According to Loveland, IMGING users will be able to inspect a roof or property with an automated UAS, automatically find damage and materials, and create detailed estimates using one tool, all without ever stepping foot on a roof, thanks to the new deep learning framework.

Loveland says that currently, IMGING Detect makes estimating much easier by automatically highlighting areas of damage on inspection images. The initial build can recognize a variety of things, including wind-blown shingles and hail hits, including fringe hail, on composition rooftops.

​For Leif Larson, CTO of Loveland Innovations, this technology is a huge milestone in itself, but he notes that “it’s just the first of many uses Loveland Innovations has planned for deep learning in IMGING.”

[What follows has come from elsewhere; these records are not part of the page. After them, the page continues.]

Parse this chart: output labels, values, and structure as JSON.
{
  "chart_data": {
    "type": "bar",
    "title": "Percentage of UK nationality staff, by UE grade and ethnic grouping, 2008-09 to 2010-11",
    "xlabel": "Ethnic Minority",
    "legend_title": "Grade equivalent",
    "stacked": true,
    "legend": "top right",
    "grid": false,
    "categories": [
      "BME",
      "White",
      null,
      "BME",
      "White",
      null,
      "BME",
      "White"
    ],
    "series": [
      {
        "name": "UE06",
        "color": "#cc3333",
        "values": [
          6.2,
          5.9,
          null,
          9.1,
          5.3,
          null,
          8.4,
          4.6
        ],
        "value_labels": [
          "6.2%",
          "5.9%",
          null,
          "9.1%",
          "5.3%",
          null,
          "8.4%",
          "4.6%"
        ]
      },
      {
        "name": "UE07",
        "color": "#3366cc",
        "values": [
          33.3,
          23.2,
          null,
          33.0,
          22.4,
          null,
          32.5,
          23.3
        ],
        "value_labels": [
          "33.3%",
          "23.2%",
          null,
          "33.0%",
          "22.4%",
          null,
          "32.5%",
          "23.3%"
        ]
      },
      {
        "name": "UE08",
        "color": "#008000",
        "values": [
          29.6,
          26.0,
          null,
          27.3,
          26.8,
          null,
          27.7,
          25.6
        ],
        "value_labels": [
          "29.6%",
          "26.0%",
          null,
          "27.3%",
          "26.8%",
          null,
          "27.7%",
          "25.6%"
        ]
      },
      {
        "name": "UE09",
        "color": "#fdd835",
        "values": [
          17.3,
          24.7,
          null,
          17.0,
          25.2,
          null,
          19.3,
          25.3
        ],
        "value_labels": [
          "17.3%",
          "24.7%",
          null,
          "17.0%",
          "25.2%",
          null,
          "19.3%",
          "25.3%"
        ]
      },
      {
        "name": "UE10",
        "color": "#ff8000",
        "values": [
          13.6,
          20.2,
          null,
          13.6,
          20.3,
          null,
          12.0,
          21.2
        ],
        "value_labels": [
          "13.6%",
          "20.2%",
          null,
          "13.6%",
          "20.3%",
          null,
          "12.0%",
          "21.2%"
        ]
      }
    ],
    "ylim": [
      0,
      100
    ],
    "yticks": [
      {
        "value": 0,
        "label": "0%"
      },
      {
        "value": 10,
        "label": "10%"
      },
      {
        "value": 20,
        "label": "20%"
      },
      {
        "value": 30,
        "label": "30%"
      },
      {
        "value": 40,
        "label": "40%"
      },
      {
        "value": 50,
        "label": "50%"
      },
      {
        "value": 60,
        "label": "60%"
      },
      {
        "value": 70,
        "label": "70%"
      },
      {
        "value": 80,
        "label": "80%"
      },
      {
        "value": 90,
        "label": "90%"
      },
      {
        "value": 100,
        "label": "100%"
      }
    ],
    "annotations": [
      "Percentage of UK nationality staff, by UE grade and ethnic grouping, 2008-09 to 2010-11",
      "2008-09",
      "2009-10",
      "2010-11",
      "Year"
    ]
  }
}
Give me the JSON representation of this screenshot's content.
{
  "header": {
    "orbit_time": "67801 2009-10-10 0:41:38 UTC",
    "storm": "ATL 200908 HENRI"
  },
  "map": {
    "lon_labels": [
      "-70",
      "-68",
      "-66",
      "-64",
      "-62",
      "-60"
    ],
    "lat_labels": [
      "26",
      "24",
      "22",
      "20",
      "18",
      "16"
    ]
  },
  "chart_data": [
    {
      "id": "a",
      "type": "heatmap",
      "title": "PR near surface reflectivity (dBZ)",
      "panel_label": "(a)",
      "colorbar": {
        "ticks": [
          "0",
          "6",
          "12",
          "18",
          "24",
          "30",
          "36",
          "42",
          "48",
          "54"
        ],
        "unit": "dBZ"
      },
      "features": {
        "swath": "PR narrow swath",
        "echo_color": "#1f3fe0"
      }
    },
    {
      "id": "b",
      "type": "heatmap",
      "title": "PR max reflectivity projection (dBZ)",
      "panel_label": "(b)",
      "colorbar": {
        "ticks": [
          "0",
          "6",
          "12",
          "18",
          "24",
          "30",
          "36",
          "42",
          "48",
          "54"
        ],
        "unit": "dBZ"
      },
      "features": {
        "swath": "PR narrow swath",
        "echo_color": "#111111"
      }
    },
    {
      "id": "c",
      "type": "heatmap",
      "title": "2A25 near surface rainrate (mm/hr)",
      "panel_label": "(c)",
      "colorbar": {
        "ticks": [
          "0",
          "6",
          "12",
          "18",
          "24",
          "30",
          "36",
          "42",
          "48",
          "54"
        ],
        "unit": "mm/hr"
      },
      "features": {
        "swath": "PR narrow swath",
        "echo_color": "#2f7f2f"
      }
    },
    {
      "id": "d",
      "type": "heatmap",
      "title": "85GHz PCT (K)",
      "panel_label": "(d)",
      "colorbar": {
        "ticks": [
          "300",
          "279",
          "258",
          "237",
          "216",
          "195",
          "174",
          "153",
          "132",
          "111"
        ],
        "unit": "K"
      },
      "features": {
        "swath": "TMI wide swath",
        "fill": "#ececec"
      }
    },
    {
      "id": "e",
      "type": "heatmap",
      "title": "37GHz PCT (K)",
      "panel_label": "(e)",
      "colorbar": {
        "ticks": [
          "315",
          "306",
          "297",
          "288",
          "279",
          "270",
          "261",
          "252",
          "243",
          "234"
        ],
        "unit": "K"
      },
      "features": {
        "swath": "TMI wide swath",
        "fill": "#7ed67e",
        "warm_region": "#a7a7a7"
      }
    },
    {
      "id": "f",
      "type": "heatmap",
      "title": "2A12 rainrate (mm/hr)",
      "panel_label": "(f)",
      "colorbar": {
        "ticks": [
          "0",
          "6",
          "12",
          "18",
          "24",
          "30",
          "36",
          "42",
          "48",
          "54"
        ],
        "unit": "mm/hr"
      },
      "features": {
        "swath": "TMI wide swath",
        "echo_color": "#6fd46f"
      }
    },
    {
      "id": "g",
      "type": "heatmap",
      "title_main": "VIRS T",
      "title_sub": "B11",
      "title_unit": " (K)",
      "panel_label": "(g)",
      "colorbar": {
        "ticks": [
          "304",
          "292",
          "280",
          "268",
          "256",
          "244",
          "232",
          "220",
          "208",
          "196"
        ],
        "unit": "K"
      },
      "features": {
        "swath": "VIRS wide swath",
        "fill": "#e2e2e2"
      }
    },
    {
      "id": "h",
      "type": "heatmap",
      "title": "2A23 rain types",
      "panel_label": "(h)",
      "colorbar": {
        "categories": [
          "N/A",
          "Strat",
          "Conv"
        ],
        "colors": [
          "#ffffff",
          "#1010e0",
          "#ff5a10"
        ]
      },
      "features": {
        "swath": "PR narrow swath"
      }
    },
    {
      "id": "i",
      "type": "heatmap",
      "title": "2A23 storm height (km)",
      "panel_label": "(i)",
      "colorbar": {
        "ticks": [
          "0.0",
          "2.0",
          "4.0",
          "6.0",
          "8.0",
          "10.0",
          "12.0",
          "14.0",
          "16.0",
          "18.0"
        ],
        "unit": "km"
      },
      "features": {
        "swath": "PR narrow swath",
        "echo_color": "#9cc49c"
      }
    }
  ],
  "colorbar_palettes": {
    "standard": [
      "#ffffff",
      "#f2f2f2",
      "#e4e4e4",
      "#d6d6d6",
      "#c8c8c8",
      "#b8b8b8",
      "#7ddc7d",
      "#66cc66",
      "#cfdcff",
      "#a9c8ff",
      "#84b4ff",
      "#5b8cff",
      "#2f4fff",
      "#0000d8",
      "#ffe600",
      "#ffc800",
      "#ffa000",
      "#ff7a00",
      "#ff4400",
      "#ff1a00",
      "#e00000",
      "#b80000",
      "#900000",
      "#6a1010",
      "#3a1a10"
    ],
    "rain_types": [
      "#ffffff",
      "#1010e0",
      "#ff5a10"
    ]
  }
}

“The deep learning framework used in IMGING Detect is foundational technology we’ve built to provide a visionary toolset to anyone who does inspections,” Larson says.

“We’ll give IMGING the ability to find multiple kinds of damage, to analyze property risks, determine materials, detect objects, and make the process of building and property inspections much more streamlined. There’s really no limit to what this technology can do, and we’ll continue rolling out new features fast.”